Trump put the Mexican government on notice last week -- and reiterated his demands during a visit to London Tuesday -- that if it didn't substantially stem the flow of migrants to the US border all goods entering the US from Mexico would be hit with tariffs.
The tariffs would start at five percent June 10 and rise to 25 percent by October, according to Trump.
"Mexico should step up and stop this onslaught, this invasion into our country," Trump told reporters at a press conference with British Prime Minister Theresa May.
For Mexico, the stakes are huge. It exported $346 billion in goods -- from autos and auto parts to computers -- to the United States in 2018, second only to China.
Mexican officials rushed to Washington to defuse the crisis after Trump's shock announcement on Thursday.
"I think that we have 80 percent in favor of a negotiation, 20 percent maybe difficult to reach an agreement right now," Mexican Foreign Minister Marcelo Ebrard told a press conference in Washington.

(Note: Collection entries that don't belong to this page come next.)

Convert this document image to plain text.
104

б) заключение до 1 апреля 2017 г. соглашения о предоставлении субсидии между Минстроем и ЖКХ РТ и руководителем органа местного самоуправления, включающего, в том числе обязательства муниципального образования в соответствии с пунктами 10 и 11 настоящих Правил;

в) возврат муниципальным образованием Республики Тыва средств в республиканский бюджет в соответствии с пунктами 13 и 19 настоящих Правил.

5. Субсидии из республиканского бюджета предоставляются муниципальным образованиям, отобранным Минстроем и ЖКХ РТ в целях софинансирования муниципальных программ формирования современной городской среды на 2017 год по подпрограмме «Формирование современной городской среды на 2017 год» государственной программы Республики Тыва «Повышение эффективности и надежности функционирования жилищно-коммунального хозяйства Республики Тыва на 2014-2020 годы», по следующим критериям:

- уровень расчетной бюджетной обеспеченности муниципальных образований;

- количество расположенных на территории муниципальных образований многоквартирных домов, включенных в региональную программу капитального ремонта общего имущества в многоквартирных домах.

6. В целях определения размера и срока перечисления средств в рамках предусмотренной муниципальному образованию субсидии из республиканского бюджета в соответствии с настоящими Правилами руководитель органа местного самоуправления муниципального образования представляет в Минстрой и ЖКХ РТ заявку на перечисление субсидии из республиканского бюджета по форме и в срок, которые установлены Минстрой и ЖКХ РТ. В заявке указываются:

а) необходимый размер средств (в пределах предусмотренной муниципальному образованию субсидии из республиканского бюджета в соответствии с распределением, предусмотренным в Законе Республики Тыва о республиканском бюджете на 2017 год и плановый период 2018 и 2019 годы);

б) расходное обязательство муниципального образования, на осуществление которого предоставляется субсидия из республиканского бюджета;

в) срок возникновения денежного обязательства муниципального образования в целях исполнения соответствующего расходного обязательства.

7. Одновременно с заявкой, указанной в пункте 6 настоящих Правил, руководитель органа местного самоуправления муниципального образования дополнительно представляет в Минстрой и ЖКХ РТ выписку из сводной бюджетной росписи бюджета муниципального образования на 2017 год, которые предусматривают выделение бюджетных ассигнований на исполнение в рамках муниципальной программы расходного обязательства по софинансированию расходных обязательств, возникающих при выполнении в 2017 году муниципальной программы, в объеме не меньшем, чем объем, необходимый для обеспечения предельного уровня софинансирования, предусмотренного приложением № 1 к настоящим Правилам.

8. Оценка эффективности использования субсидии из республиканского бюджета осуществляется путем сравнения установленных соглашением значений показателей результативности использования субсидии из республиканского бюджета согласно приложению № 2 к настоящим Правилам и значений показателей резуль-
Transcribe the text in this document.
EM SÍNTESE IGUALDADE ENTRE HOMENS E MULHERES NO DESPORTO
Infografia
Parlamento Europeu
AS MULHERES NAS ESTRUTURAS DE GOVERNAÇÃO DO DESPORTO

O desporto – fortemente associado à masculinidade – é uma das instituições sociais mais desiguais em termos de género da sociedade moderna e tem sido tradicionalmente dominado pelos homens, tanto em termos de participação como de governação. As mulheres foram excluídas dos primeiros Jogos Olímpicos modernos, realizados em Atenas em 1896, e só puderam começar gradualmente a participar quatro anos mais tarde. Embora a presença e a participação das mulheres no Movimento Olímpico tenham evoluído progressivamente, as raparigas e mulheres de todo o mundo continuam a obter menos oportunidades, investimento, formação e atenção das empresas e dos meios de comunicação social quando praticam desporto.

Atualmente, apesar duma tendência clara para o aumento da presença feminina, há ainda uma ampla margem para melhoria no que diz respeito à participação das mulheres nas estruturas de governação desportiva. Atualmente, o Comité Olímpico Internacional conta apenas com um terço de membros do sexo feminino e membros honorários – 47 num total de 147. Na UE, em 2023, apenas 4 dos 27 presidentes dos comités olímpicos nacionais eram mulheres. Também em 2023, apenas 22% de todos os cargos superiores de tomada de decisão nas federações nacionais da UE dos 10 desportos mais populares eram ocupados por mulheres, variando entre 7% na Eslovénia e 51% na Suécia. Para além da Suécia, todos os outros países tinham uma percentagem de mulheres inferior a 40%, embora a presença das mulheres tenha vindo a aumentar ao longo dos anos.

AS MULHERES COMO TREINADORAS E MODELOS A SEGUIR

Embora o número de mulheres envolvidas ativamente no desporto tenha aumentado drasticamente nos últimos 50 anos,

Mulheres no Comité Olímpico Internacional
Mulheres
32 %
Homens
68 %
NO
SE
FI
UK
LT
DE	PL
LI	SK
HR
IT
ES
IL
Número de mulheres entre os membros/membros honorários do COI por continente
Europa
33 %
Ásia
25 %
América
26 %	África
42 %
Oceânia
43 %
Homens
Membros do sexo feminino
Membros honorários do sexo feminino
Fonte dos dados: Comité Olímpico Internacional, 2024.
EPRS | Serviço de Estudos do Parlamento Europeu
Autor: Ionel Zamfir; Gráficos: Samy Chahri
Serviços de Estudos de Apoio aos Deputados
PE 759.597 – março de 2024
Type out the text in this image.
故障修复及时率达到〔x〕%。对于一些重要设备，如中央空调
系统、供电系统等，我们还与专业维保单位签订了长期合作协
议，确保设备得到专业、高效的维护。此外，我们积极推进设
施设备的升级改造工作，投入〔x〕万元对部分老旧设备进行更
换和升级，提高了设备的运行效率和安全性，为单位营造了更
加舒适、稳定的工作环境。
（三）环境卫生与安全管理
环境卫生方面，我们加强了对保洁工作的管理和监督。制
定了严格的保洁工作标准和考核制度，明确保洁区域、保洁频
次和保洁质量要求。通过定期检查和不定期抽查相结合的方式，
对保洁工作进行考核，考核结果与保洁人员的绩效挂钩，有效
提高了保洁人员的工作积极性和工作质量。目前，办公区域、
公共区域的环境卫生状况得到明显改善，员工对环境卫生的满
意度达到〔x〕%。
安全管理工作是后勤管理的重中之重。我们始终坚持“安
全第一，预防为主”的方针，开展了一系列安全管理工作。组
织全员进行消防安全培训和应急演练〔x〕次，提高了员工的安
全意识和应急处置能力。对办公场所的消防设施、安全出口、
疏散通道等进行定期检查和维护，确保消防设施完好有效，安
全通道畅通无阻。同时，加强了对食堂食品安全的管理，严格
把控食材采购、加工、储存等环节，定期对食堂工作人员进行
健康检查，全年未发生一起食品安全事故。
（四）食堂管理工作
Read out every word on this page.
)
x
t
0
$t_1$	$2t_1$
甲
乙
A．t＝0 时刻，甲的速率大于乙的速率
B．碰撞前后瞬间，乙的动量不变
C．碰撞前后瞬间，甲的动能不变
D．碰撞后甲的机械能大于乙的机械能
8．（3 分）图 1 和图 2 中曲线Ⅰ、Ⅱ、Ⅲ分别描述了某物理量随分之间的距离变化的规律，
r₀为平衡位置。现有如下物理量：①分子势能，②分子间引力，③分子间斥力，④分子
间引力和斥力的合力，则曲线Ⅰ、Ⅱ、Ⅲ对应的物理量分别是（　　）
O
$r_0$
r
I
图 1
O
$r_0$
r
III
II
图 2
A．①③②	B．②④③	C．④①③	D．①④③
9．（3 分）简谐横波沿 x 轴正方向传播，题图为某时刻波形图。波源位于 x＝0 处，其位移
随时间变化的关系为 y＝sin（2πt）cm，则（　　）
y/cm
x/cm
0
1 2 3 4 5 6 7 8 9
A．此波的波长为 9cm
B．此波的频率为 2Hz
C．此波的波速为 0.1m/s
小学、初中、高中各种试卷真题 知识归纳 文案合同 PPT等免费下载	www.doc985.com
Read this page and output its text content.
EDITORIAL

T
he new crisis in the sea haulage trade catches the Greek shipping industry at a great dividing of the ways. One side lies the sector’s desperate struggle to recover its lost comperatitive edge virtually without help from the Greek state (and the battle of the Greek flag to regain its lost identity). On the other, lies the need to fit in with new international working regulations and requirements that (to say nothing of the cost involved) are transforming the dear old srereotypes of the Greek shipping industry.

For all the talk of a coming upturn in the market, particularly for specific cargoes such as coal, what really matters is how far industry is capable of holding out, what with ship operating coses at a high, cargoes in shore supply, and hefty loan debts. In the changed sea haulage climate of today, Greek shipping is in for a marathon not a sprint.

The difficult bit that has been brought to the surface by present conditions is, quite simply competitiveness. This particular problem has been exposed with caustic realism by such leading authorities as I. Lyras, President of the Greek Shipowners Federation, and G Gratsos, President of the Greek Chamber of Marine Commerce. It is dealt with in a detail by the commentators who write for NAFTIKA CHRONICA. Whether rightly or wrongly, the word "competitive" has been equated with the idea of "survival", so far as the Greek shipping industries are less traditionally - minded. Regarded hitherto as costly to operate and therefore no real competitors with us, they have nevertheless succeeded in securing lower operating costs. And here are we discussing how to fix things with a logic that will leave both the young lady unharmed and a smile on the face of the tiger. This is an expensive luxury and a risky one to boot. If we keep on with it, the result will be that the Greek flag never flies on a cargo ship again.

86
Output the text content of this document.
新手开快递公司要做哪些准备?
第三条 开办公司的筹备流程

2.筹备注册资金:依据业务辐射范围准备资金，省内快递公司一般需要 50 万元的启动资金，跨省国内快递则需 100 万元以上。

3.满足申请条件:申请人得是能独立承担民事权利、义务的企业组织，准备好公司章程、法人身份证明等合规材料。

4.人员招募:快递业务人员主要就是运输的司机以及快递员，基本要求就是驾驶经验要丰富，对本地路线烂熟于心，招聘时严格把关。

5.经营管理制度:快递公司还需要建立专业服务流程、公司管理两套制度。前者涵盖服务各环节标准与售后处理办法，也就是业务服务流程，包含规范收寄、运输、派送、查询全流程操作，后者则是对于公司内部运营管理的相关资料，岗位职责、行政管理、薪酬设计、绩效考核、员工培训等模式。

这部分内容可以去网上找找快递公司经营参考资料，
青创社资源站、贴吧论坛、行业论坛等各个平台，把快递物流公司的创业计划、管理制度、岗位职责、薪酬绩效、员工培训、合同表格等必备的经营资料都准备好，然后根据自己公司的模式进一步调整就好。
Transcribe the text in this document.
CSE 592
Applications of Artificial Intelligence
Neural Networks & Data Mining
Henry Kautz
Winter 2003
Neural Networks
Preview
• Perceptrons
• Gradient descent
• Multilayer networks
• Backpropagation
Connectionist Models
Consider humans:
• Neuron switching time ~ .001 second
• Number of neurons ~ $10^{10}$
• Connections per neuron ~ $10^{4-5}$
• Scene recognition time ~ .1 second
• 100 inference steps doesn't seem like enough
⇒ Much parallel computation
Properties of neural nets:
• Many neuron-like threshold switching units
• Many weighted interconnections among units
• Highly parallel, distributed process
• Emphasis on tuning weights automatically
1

"I think there is going to be a negotiation, we are going to encounter common ground," he said.
Ebrard is scheduled to meet Wednesday with Secretary of State Mike Pompeo in a meeting that will "probably be long" but fruitful, the minister said.
He also said that Mexico's chief trade negotiator Jesus Seade will huddle on Tuesday with US Trade Representative Robert Lighthizer.
The two men led negotiations on the USMCA, the new North American free trade agreement set to replace NAFTA. It is currently in the process of ratification by the legislatures of the United States, Mexico and Canada.
US lawmakers, including those in Trump's Republican Party, have warned that the tariff plan could scuttle the broader USMCA.
Mexico hoped to find "a point of rapprochement" with Washington but is also prepared for a non-agreement scenario, Ebrard said Tuesday without revealing Lopez Obrador's next move should that happen.
Mexico was seeking a "dignified and effective" position in the talks, Ebrard added.
Lopez Obrador has so far taken a conciliatory stance in the face of threats from Trump, who on Monday raised the pressure by calling on Mexico to give "a sign of good faith" by halting the flow of migrants and drugs to the US border.
"They can do it if they want!" Trump tweeted.